Gary Hume, Curtains (2019), via Matthew Marks
Gary Hume returns to Matthew Marks Gallery this fall with a show of new works, including paintings and sculptures, a selection of works pulling from scenes of destruction and violence in the Middle East and turning these images towards a strange, abstracted state.
Gary Hume, The Blackboard (2019), via Matthew Marks
Gary Hume, Blue Lake (2019), via Matthew Marks
In the same way that firing a gun in the air was once described by Andre Breton as the supreme “surrealist act,†Hume’s works seem to gravitate towards a more aesthetic bent, but nevertheless mines sites of deduction and violence for prime expressions of a ruptured reality, a break in the fabric of the world around us. The paintings were inspired by news photographs of schoolrooms destroyed in recent conflicts in the Middle East. The contrast between the naive rendering and innocent subject matter of the wall decorations and the brutal destruction surrounding them is at the heart of Hume’s new work. Their distressing poignancy compelled Hume to bring these found images out of the news cycle and into the realm of more lasting contemplation through painting, initiating a deeper, more empathetic experience of the ravages of war. In some works, large negative spaces gape out at the viewer, or depictions of various elements, torn and pulled away from their original milieu, make for a powerful expression on the force and power of violence.

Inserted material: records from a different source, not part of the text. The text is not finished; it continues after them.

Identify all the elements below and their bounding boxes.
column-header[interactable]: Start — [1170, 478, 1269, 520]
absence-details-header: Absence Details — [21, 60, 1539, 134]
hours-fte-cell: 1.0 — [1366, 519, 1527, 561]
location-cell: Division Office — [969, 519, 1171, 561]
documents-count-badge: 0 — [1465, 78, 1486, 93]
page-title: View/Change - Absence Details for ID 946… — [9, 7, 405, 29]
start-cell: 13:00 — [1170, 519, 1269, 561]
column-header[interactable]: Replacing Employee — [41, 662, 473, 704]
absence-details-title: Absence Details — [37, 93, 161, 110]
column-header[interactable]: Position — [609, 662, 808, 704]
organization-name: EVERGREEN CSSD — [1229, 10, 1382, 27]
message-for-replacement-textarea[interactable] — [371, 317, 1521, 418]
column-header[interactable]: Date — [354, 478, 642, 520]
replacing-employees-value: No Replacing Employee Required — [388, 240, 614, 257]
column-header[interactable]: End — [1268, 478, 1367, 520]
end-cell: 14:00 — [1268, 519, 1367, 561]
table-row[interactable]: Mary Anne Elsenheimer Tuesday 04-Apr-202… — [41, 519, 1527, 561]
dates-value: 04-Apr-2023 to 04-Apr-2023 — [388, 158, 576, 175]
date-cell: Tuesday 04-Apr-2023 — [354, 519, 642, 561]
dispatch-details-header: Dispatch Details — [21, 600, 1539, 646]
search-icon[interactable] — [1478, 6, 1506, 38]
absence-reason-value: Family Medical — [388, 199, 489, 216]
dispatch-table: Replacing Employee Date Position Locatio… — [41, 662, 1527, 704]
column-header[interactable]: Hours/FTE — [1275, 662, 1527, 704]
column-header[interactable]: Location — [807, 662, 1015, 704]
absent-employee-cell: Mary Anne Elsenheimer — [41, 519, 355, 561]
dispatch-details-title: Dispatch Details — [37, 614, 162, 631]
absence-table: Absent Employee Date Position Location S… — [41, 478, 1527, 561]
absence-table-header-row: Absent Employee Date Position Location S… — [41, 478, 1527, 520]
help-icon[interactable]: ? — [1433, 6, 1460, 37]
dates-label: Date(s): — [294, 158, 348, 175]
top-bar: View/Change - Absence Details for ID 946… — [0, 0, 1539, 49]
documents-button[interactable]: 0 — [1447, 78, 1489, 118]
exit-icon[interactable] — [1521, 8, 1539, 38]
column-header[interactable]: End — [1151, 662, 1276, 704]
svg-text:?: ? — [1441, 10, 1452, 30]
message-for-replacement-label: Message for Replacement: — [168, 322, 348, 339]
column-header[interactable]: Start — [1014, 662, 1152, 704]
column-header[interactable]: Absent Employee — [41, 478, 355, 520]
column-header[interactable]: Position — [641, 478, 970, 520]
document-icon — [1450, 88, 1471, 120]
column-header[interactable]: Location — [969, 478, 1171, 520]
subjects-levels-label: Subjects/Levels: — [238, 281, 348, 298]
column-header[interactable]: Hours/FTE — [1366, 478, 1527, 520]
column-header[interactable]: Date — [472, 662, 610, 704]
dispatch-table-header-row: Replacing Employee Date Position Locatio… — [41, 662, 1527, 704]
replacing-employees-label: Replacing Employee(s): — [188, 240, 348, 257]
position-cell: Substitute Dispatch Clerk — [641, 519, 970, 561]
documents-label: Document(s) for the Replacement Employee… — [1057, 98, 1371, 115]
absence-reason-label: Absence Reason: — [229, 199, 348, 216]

Gary Hume, The Teacher (2019), via Matthew Marks
Gary Hume, Ghost E (2019), via Matthew Marks
In contrast to the paintings, the sculptures in the exhibition are painted a ghostly white. Hume’s familiar Wonky Wheels, the basis of these works, appear here both restrained and energized by elements suggestive of human interaction. Offering a sort of formal counterpoint, his pieces here seem nevertheless to recall the absence of a body, the animating factor that would give these wheels a purpose or set them in motion. For Hume, the alternations between familiar forms and a violent break with reality makes for a potent space to explore the world as it stands now.